As a consequence the William F. Sutton who had escaped from Holmesburg in 1947 attracted widespread public attention as "Willie the Actor" in 1950's magazine feature stories. Despite his makeup and precautions, on February 10, 1952, Sutton was recognized by twenty-four-year-old Arnold Schuster, a presser in a tailor shop.
After Sutton's subsequent arrest despite some police bungling, Schuster was interviewed on television. On March 8, 1952, Schuster was found shot to death. Sutton denied having anything to do with the murder, and he was not charged. He was found guilty, however, of a 1950 bank robbery and was sentenced to a minimum of thirty years in prison, where he began working with writer Quentin Reynolds on an "autobiography, " dedicating it to his daughter. Despite his lengthy sentence, Sutton was released from prison for the last time on December 24, 1969, because he was suffering from emphysema.
From 1923 until his release, Sutton had spent a total of thirty-three years in prison. There he and writer Edward Linn composed a second "autobiography, " Where the Money Was. The book both repeats and updates the 1953 book, again using fictitious names for some people. Despite the book's title, Sutton denied ever saying that he robbed banks "because that's where the money was. "
Late in life Sutton estimated that he had stolen almost $2 million from banks and merchants - and he had little to show for it. Sutton died in Spring Hill, Florida.
During his forty-year robbery career William Francis Sutton Jr. stole an estimated $2 million, and he eventually spent more than half of his adult life in prison and escaped three times. For his talent at executing robberies in disguises, he gained two nicknames, "Willie the Actor" and "Slick Willie". Sutton is also known as the namesake of the so-called Sutton's law, although he denied originating it.
(The Broadway Books Library of Larceny Luc Sante, General ...)
Quotations:
He said that he robbed banks "because I loved it. I was more alive when I was inside a bank, robbing it, than at any other time in my life. "

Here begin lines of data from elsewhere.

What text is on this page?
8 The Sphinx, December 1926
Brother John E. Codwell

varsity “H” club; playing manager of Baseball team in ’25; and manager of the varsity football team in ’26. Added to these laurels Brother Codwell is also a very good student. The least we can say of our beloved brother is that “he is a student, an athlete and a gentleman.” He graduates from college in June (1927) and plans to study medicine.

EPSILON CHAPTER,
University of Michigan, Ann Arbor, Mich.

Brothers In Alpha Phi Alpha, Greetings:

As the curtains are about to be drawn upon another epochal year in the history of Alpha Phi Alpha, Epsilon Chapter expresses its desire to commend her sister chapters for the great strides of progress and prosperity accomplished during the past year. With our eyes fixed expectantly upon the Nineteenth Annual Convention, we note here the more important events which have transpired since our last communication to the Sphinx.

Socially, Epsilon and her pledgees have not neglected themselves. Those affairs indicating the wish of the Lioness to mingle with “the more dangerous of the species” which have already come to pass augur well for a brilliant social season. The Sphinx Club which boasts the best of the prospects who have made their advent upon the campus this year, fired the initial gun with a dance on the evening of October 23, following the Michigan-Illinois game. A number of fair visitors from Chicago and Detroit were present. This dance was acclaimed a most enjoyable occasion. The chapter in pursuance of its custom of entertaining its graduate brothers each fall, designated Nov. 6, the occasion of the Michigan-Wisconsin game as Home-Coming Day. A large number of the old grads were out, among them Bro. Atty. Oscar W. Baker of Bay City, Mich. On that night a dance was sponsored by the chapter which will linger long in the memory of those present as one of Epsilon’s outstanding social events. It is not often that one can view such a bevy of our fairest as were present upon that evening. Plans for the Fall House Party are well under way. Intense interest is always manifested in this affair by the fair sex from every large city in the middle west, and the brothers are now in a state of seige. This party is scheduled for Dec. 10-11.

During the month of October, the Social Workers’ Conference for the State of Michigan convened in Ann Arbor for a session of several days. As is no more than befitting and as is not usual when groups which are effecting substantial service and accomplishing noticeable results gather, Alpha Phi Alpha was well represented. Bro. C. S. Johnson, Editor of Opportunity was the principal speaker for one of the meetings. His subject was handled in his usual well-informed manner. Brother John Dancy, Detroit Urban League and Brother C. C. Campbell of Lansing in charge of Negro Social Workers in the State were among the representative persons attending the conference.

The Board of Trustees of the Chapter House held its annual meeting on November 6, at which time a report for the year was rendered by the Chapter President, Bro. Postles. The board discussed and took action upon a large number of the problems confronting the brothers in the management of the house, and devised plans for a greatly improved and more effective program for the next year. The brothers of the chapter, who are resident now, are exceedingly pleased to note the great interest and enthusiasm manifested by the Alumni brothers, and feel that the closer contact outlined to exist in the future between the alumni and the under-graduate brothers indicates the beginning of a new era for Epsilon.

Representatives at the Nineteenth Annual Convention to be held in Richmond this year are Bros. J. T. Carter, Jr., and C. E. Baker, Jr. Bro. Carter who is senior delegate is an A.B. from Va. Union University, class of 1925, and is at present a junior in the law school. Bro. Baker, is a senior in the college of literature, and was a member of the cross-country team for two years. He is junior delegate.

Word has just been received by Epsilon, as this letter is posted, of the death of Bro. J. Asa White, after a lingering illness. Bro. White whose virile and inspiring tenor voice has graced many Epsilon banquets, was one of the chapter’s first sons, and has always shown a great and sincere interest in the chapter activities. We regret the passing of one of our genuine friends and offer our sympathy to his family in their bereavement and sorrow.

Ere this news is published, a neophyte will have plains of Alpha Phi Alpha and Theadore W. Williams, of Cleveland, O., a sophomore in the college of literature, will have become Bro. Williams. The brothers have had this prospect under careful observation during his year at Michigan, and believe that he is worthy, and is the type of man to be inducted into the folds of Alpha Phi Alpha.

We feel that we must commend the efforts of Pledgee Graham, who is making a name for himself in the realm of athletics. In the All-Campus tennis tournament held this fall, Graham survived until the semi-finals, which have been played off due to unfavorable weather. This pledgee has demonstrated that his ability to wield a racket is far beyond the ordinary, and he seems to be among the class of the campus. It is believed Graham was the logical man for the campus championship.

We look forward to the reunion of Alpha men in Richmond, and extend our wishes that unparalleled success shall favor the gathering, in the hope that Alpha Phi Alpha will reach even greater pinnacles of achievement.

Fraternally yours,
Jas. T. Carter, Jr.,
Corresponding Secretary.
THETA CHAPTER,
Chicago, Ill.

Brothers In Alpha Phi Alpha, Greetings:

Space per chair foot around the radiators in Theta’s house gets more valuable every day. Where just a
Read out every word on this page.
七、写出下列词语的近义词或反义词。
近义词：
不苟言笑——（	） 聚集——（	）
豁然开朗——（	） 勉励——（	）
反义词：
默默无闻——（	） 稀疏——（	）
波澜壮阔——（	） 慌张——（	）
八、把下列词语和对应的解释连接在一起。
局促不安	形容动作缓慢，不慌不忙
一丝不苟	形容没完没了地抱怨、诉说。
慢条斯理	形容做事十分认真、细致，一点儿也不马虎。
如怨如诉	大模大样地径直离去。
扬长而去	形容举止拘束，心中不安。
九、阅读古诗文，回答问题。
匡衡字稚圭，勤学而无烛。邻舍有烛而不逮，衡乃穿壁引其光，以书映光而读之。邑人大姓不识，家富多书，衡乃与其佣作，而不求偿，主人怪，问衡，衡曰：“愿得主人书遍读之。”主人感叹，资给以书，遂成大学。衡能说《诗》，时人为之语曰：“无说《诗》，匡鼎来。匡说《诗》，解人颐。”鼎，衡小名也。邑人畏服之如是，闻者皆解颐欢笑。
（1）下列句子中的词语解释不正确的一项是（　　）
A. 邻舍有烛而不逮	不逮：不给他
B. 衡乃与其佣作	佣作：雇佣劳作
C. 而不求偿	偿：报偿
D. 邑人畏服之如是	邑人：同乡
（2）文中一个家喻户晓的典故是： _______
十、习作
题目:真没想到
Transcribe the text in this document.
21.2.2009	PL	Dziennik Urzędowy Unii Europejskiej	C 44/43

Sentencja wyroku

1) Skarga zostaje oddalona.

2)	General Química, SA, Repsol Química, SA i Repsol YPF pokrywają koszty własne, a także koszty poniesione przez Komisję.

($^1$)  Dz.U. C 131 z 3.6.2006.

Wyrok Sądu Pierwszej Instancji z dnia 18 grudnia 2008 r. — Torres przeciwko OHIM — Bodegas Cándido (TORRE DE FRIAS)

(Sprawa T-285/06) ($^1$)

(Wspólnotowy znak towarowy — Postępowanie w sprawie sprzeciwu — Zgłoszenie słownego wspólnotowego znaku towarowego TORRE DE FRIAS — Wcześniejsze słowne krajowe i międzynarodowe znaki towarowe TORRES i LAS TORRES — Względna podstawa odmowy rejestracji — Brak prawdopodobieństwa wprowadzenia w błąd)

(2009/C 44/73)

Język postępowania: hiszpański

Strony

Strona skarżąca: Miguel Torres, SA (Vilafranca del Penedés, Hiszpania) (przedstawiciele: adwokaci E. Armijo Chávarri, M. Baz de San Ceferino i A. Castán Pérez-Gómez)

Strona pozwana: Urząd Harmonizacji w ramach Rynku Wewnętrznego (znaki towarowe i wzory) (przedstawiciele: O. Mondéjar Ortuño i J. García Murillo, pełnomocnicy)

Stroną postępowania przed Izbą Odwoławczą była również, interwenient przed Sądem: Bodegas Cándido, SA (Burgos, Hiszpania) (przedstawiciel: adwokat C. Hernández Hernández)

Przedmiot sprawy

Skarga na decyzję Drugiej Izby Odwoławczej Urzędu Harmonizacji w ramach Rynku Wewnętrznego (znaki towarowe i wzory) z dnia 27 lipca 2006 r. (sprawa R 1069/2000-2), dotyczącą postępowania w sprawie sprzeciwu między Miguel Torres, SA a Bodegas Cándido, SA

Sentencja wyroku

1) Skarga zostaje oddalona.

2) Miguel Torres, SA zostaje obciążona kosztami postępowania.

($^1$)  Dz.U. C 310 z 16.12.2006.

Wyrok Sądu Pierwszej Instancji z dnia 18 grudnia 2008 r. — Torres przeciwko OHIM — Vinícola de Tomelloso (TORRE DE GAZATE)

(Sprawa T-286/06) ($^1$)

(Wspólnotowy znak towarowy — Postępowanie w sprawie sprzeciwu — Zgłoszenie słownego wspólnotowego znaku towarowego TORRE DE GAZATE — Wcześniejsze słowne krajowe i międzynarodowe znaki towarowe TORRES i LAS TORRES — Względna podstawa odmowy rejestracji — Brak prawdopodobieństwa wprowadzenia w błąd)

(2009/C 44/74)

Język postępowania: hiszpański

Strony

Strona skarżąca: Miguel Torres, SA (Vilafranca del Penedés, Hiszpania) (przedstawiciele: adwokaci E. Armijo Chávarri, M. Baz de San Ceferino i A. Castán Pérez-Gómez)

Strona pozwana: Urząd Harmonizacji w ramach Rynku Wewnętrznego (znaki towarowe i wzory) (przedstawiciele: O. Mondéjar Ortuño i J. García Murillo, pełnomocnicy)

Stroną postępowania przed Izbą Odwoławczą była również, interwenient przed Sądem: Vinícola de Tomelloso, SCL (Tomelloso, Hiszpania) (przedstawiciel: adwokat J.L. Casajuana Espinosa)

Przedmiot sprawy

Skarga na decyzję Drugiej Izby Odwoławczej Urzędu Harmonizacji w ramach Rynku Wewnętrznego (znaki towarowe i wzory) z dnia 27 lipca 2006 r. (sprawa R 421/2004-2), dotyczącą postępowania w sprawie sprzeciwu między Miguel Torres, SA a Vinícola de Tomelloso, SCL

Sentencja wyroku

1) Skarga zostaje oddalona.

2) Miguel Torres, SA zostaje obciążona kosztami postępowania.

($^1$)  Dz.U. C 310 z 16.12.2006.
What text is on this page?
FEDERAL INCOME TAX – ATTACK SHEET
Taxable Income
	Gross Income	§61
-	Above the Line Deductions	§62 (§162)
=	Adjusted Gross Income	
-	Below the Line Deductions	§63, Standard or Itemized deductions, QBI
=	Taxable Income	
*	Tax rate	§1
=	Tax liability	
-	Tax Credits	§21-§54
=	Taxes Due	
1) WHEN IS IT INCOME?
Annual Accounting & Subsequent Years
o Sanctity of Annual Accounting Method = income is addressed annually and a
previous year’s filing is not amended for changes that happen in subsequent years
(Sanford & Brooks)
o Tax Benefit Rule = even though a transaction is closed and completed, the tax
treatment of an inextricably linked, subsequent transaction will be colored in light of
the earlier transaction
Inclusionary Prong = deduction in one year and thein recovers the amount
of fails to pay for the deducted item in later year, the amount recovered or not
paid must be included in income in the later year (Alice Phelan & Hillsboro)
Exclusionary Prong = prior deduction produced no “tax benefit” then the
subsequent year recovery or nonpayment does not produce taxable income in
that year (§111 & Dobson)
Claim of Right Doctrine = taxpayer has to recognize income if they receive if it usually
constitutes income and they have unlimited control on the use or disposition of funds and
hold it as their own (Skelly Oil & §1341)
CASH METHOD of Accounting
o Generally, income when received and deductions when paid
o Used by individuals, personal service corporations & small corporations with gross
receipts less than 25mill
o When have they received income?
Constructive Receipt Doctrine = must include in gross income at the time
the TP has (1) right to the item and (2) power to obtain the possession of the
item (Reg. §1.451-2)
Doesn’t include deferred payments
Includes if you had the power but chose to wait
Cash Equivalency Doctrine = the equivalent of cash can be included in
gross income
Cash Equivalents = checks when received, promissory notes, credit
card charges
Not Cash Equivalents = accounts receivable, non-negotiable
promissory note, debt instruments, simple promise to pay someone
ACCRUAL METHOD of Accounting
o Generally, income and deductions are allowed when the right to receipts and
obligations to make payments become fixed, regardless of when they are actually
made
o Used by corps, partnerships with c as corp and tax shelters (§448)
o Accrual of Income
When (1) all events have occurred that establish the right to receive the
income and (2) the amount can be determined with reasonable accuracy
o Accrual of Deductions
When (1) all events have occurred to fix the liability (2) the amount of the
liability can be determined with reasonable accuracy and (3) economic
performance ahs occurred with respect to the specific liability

In his autobiography, Sutton denied originating the pithy rejoinder:
"The irony of using a bank robber's maxim as an instrument for teaching medicine is compounded, I will now confess, by the fact that I never said it. The credit belongs to some enterprising reporter who apparently felt a need to fill out his copy. I can't even remember where I first read it. It just seemed to appear one day, and then it was everywhere.
If anybody had asked me, I'd have probably said it. That's what almost anybody would say . .. it couldn't be more obvious. "
Sutton married Louise Leudemann on October 21, 1929. They had one child and were divorced in 1947 soon after he was again sentenced to prison. Their daughter, Jeane, was to grow up hardly knowing her father - she saw him only two or three times until he was an old man.
In Look magazine (May 20, 1952), a Jeanne Courtney claimed to be Sutton's second wife.